Требование Кьеркегора о том, что Бог должен быть посредником во всех отношениях любви, необходимо, чтобы вывести человека за пределы начального уровня бытия, при котором любовь к человеку зависит от эгоистичного удовольствия. Тем не менее за этикой, понимаемой как универсальная норма, стоит взгляд на этику, где мы снова встречаемся с ближним лицом к лицу. При этой встрече рождается любовь.
Когда Христос что-то говорит, очень важно, чтобы это сказал Христос и чтобы это были сказано конкретному человеку. Кьеркегор описывает любовь с точки зрения созидания ближнего, чтобы он стал тем, кем он призван являться. Таким образом, дело любви осуществляется ради самого ближнего, как человека, которым он становится через любовь и цель Бога. Действительно, в «Чистоте сердца» Кьеркегор страстно клянётся, что никто никогда не сможет отговорить его от убеждения, что каждому человеку дано вечное предназначение [153].
Телеологическая цель человека сосредоточена на Боге, в конечном итоге у каждого человека есть элемент специфичности, который нельзя растворить во всеобщем утверждении: «Конечная цель каждого из нас есть Бог». По мнению автора монографии, само по себе всеобщее определение предназначения человека является бессмысленным по причине уникальности каждого жизненного пути, и предназначение каждого конкретного человека не может быть описано в формулировках всеобщности и абсолютности.
Барретт интерпретирует в следующих словах утверждение Кьеркегора о всеобщности теологической цели. «Божья любовь радуется явной уникальности возлюбленного; творческая любовь Бога породила инаковость» [175, p.298].
Итак, можно сделать вывод, что сравнительный анализ учений Августина и Кьеркегора дает нам богатый материал для углубления в проблематику эроса и агапэ, который предоставляет возможность выявить сущность христианского понимания любви-агапэ.

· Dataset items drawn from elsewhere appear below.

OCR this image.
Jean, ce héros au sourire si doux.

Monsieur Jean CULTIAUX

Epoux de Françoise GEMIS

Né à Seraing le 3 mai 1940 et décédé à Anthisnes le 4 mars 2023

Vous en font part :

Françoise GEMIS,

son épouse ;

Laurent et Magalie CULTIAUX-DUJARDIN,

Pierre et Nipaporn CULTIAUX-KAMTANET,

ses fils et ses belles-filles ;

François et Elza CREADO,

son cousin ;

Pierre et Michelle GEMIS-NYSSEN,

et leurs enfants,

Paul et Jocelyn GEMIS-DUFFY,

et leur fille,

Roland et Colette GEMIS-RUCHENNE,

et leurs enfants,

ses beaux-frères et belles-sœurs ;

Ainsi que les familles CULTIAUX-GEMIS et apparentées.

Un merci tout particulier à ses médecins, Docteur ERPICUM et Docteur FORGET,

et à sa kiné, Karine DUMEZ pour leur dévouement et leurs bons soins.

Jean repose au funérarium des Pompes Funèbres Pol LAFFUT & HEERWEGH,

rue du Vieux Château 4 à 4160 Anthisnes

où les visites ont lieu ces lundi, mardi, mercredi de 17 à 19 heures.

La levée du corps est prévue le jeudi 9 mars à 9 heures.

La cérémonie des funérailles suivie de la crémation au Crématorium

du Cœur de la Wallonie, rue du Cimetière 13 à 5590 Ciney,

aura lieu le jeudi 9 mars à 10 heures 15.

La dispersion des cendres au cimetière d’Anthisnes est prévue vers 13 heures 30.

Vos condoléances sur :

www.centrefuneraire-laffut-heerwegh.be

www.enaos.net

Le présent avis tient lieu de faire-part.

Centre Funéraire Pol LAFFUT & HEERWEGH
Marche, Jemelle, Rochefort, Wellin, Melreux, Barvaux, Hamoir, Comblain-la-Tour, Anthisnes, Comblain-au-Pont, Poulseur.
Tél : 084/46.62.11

И Августин, и Кьеркегор рассматривали любовь-агапэ как онтологически формирующую человеческое сознание и человеческую личность силу. Любовь Бога к людям позволяет говорить о любви между людьми. Тот, кто самоотверженно «теряет» себя в любви-агапэ, оказывается в единстве с Богом.
1.2.2. Гносеологический аспект: любовь как знание
Гносеология любви получила развитие в русской религиозной философии. Выдающий ее представитель С.Н. Булгаков выступает против «гносеологических защитников мистического эмпиризма», которые сводят веру к простому «экзистенциальному суждению» («Бог есть») [24, c.38]. Данная редукция препятствует на пути истинного мистического познания любви-агапэ. «Вера не абстрактна, но конкретна: это значит, что вера необходимо родит догмат того или иного содержания, или же, наоборот, догмат есть формула того, что опознается верою как трансцендентное бытие» [24, c.38]. Истина в высшем смысле этого слова как Божественная Истина не может сосуществовать с другой истиной. Истина стремится сохранить свою уникальность, иначе она утрачивает свою сущность. Прежде всего, благодаря любви и вере, высшая истина раскрывается. Это онтологическое фундаментальное утверждение раскрывается в следующих словах С. Булгакова о троичности веры, надежды и любви: «Вера – это любовь, потому что истина не может быть познана без любви к ней: истина проявляется только в любви. С другой стороны, вера это, по сути, не что иное, как любовь, но любовь, стремящаяся, сжигающая до пепла все, что ей чуждо» [27, c.39]. С. Булгаков цитирует Евангелие от Луки (12:49), книгу «Песнь песней» и П. Флоренского, определяя качество этой любви как ревность. «Ревность – это сила любви, потому что любовь не может не быть ревнивой, даже если любовь, превращенная в ревность, теряет свою сладость и нежность и становится требовательной и суровой» [27, c.39]. В Ветхом Завете Бог открыл Себя как «Бог ревнивый» и «поглощающий огонь». С. Булгаков подчеркивает в большей степени, чем П. Флоренский, отрицательную сторону ревности, а также её трансформацию, искажающую любовь-агаэ, – если, конечно, ревность не понимается как защитное отношение. Любовь может быть требовательной и суровой, но только если этого требует благо любимой личности.